Get insight into your laptop’s status and taking some precautions with CPUID’s Hardware Monitor and CPU-Z and Belarc Advisor
It happens to most laptops eventually. After two or more years of heavy (ab)use, most of our laptops are not in the condition they were originally. The battery just doesn’t seem to last as long, and maybe it has an occasional mysterious shutdown under heavy load. We’ve all read that the best way to keep our battery strong is to charge it and discharge it regularly, not leave our laptops plugged in all the time, and to take the battery out if it’s going to sit for weeks at a time. But honestly, we live in the real world, and you probably got a little bit sloppy during year two. The bad news is that you can’t really revive your old battery very much by calibrating it (and these days calibration issues are far less common than they used to be), but you can at least assess the damage and make sure that your short battery life really is related to the battery before you buy a costly replacement. Enter tool #1: CPUID’s Hardware Monitor!
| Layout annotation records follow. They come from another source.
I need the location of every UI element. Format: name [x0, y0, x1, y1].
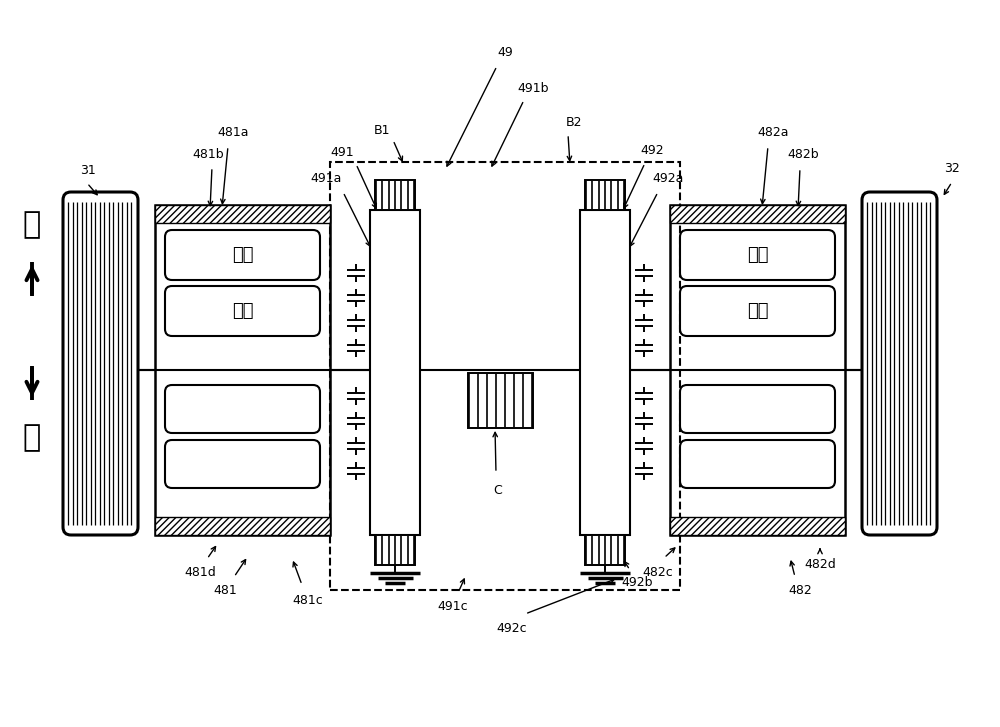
- Text: 492b: 492b: [621, 577, 653, 590]
- Text: C: C: [494, 483, 502, 497]
- Text: 491c: 491c: [438, 601, 468, 614]
- FancyBboxPatch shape: [862, 192, 937, 535]
- Text: 转子: 转子: [747, 302, 768, 320]
- Bar: [670, 205, 845, 223]
- Bar: [375, 535, 415, 565]
- FancyBboxPatch shape: [63, 192, 138, 535]
- Text: 481d: 481d: [184, 566, 216, 579]
- FancyBboxPatch shape: [165, 286, 320, 336]
- Text: 492a: 492a: [652, 172, 684, 185]
- Bar: [580, 210, 630, 535]
- Bar: [155, 205, 330, 535]
- Bar: [155, 517, 330, 535]
- Text: 转子: 转子: [232, 302, 253, 320]
- Text: 定子: 定子: [747, 246, 768, 264]
- Text: 482a: 482a: [757, 126, 789, 139]
- Bar: [670, 205, 845, 535]
- Text: 491a: 491a: [310, 172, 342, 185]
- Text: 后: 后: [23, 424, 41, 452]
- Text: 481b: 481b: [192, 148, 224, 161]
- FancyBboxPatch shape: [165, 385, 320, 433]
- Text: 31: 31: [80, 164, 96, 177]
- Bar: [155, 205, 330, 223]
- Text: 492c: 492c: [497, 622, 527, 635]
- Text: 481: 481: [213, 584, 237, 596]
- Text: 前: 前: [23, 211, 41, 239]
- Text: 491b: 491b: [517, 81, 549, 95]
- Text: B1: B1: [374, 124, 390, 137]
- Bar: [375, 180, 415, 210]
- Bar: [370, 210, 420, 535]
- Text: 492: 492: [640, 143, 664, 156]
- FancyBboxPatch shape: [165, 230, 320, 280]
- Bar: [670, 517, 845, 535]
- Bar: [468, 373, 533, 428]
- Text: 482d: 482d: [804, 558, 836, 571]
- FancyBboxPatch shape: [165, 440, 320, 488]
- Text: 491: 491: [330, 145, 354, 158]
- Text: 482b: 482b: [787, 148, 819, 161]
- Bar: [330, 162, 680, 590]
- Bar: [585, 180, 625, 210]
- Text: 482c: 482c: [643, 566, 673, 579]
- Text: 32: 32: [944, 161, 960, 174]
- FancyBboxPatch shape: [680, 230, 835, 280]
- Text: 定子: 定子: [232, 246, 253, 264]
- Text: 481c: 481c: [293, 593, 323, 606]
- Text: 481a: 481a: [217, 126, 249, 139]
- Text: 482: 482: [788, 584, 812, 596]
- FancyBboxPatch shape: [680, 286, 835, 336]
- Text: 49: 49: [497, 46, 513, 58]
- Bar: [585, 535, 625, 565]
- FancyBboxPatch shape: [680, 440, 835, 488]
- Text: B2: B2: [566, 116, 582, 129]
- FancyBboxPatch shape: [680, 385, 835, 433]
This simple tool allows you to check not only the current charge level of your battery, but it allows you to check something called the wear level. The wear level is basically the percentage of maximum charge your battery has lost. In addition, the tool will display the original maximum capacity of your battery, as well as the maximum capacity of your battery now. In my above example, my battery’s wear level is 15%. If you look at the factory specification for the battery, it says 97003 mWh. My full charge capacity is now only 83150 mWh, which is 85% of the original. See how that works? The gap between 100% and the 85% I still have left is my 15% wear level. Now, this laptop is actually only four months old, and I have been meticulous about proper treatment. I just use it every day, and there’s nothing to be done about that. At this rate, I will have only 50% of my original capacity by the time it is a year old, and by a year and a half I will likely be cursing the pitiful life of the infernal thing and have to get a new battery. So, this will allow you to be a little more certain if you suspect you have battery maximum charge issues, rather than being surprised that it’s only a year old and is already having battery issues.
The second big thing that Hardware Monitor is able to do is show you the temperatures from all online sensors in your computer. In the case of a mysterious shutdown under load, there is a good chance that it is temperature related. If you boot up Hardware Minitor, you can check your CPU temperature, as well as any other sensors included, such as motherboard or hard drive. The following assumes your laptop is on a hard flat surface, rather than a bed or a blanket or something. In most cases, an idle temperature above 65C is high. Under load, 70C is the high end of normal, and 75C is the low end of trouble. Some computers will happily run along at 85C but most will shut down at that point to avoid damage. In most cases though your computer is going to be fine; damage usually doesn’t occur until the low 100’s and most normal computers will shut down long before that. Using Hardware Monitor, you can track not only your current temperature, but the minimum and maximum that the tool has seen since it started. So, if you start the tool shortly after booting, you can then use your computer for normal tasks and see what the maximum temperature is at the end of your work day. If the maximum temperature or the idle temperature is pretty high, then you may have a problem that your local geek can easily fix for you with a quick cleaning. If you buy him lunch he may not even charge you! I recommend sushi.
Changing gears slightly while remaining on the topic of learning information about your computer, I present CPUID’s other darling, CPU-Z (Yes, they chose a confusing naming convention.) CPU-Z lets you look at everything from your CPU’s socket to the model name of your motherboard. This one is less useful on a laptop than a desktop since hardware upgrades are less doable on a laptop, but it will also tell you what type of RAM is in your computer so that you can upgrade with confidence. The tool’s GUI is simple but clear, and it also has the ability to export a report in .txt or .html format so that you can take a printout with you to the store or to a friend’s house to ask him about your computer.
The last tool I want to talk about is Belarc Advisor. This tool can actually do all kinds of things, from giving you the Host Name to IP resolution table for all the computers in your network to checking your computer for missing Windows patches, but as a single user the biggest benefit it will give you is the ability to view your Software License Keys. In other words, if you can’t read the Windows COA sticker on the bottom of your computer, Belarc Advisor can still read it for you, allowing you to prepare for disaster more effectively. The tool outputs the report in .html format for easy viewing.
All three of these tools are free for individual use, and can be quickly found with a quick google search. Hopefully armed with this knowledge you can alleviate some hair pulling and head scratching and get to work quickly.